D’un point de vue efficience opérationnelle, les fabricants peuvent accélérer la création de valeur en s’appuyant sur :

  • Les outils analytiques, qui permettent la supervision en temps réel des activités de production et de supply chain pour des prises de décisions opérationnelles plus rapides et efficaces.
  • Les algorithmes de machine learning et les jumeaux numériques, qui permettent d’anticiper les opérations de maintenance et les possibles dérives qualité.
  • L’IIoT (Industrial Internet of Things), pour le contrôle des outils de production et une meilleure fiabilité opérationnelle.
  • Les data plateformes, pour le partage des données d’ingénierie et de production modélisées et contextualisées avec tous les collaborateurs.
  • Le contrôle qualité optimisé via des prises de vue automatisées et un traitement de l’image par algorithme pour les contrôles des produits notamment dans des zones à risque pour des opérateurs.
  • Les bases de données temporelles, pour l’échange de données avec les fournisseurs de matières premières et les consommateurs en aval.
  • Les outils de développement low-code / no-code, pour accélérer l’automatisation des workflows, de la collecte de données et le développement de solutions pour exploiter ces dernières.

Pour autant la question reste entière : malgré tous les avantages que présente le cloud, pourquoi certains industriels hésitent-ils encore à exploiter des solutions cloud pour leur production ?

Si, du point de vue de l’infrastructure, les questionnements associés à l’hébergement à distance d’applications de production (performance, disponibilité et sécurité) sont bien connus de la majorité des industriels, les solutions restent relativement méconnues. De nouvelles technologies telles que la 5G et la norme MEC (multi-access edge computing), qui apportent une couche de sécurité supplémentaire, étaient encore, il y a peu, non maitrisées ou inabordables.

Le cloud ne générait il y a quelques années qu’une valeur très limitée pour les industriels. Il était perçu alors comme un data center virtuel, et y migrer des applications de production ne constituait pas un business case intéressant, son coût ne permettant pas de compenser les risques. Avec l’arrivée de nouvelles solutions cloud sur le marché, on assiste à un tournant radical en termes d’adoption. Ces dernières suscitent un plus grand intérêt, notamment auprès de ceux qui recherchent des moyens innovants de résoudre des problèmes qui seraient autrement plus coûteux et plus difficiles à résoudre via les modèles habituels de déploiement sur site.

Les progrès réalisés en termes d’infrastructure, associés à la croissance exponentielle des solutions disponibles dans le cloud, ont accéléré la digitalisation des opérations et de la supply chain, permettant ainsi aux entreprises de produire et d’interagir avec ses partenaires de manière plus transparente et automatisée. Les entreprises font passer leur intelligence opérationnelle à la vitesse supérieure : passant d’une approche descriptive limitée à des opérations uniques (qui informe les industriels sur les événements passés), à une analyse prédictive (qui informe des différentes réponses possibles aux événements qui sont sur le point de se produire) – et ce de manière transverse à travers les différents sites de productions.
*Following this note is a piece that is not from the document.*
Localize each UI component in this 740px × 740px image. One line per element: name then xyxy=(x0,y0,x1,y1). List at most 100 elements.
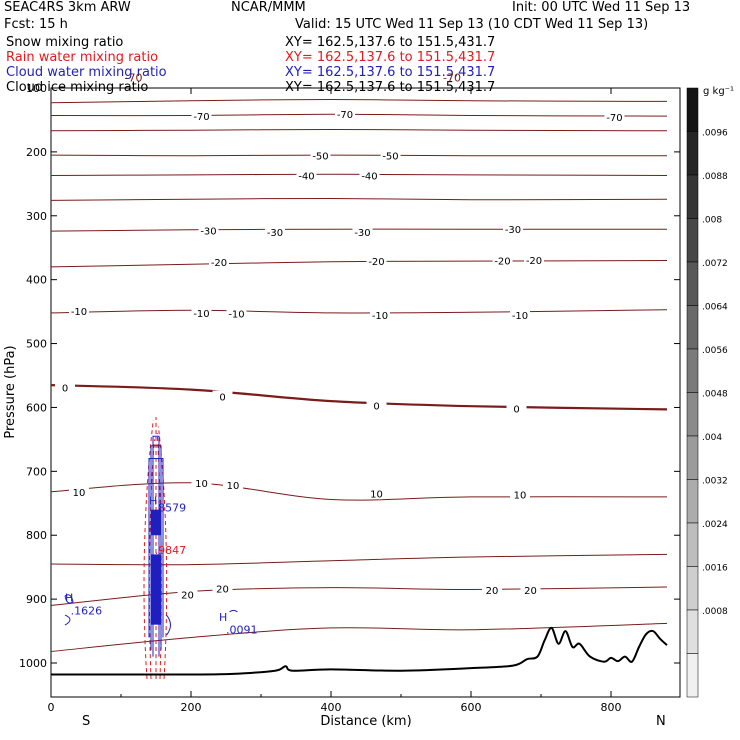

Mais le cycle de création de valeur que permet le continuum cloud ne dépend pas seulement de l’IT. Il implique aussi que les entreprises aient une stratégie claire sur ces sujets d’innovations technologiques, un modèle opérationnel adapté et une adhésion forte des équipes aux nouvelles solutions. Les entreprises qui adoptent des solutions cloud sans tenir compte de ces trois éléments rencontrent généralement des difficultés au moment de les déployer à grande échelle et de pérenniser les avantages escomptés.

Pour résumer, l’adoption du cloud dans la production, initialement considérée comme impossible, ou du moins comme non viable d’un point de vue économique, est devenue indispensable à la compétitivité des entreprises. Naturellement, dans leur course à la productivité, à la sécurité et à la qualité, et face à la pléthore d’innovations qui occupent leur espace, les fabricants disposent de peu de temps pour tirer des enseignements de leurs expériences.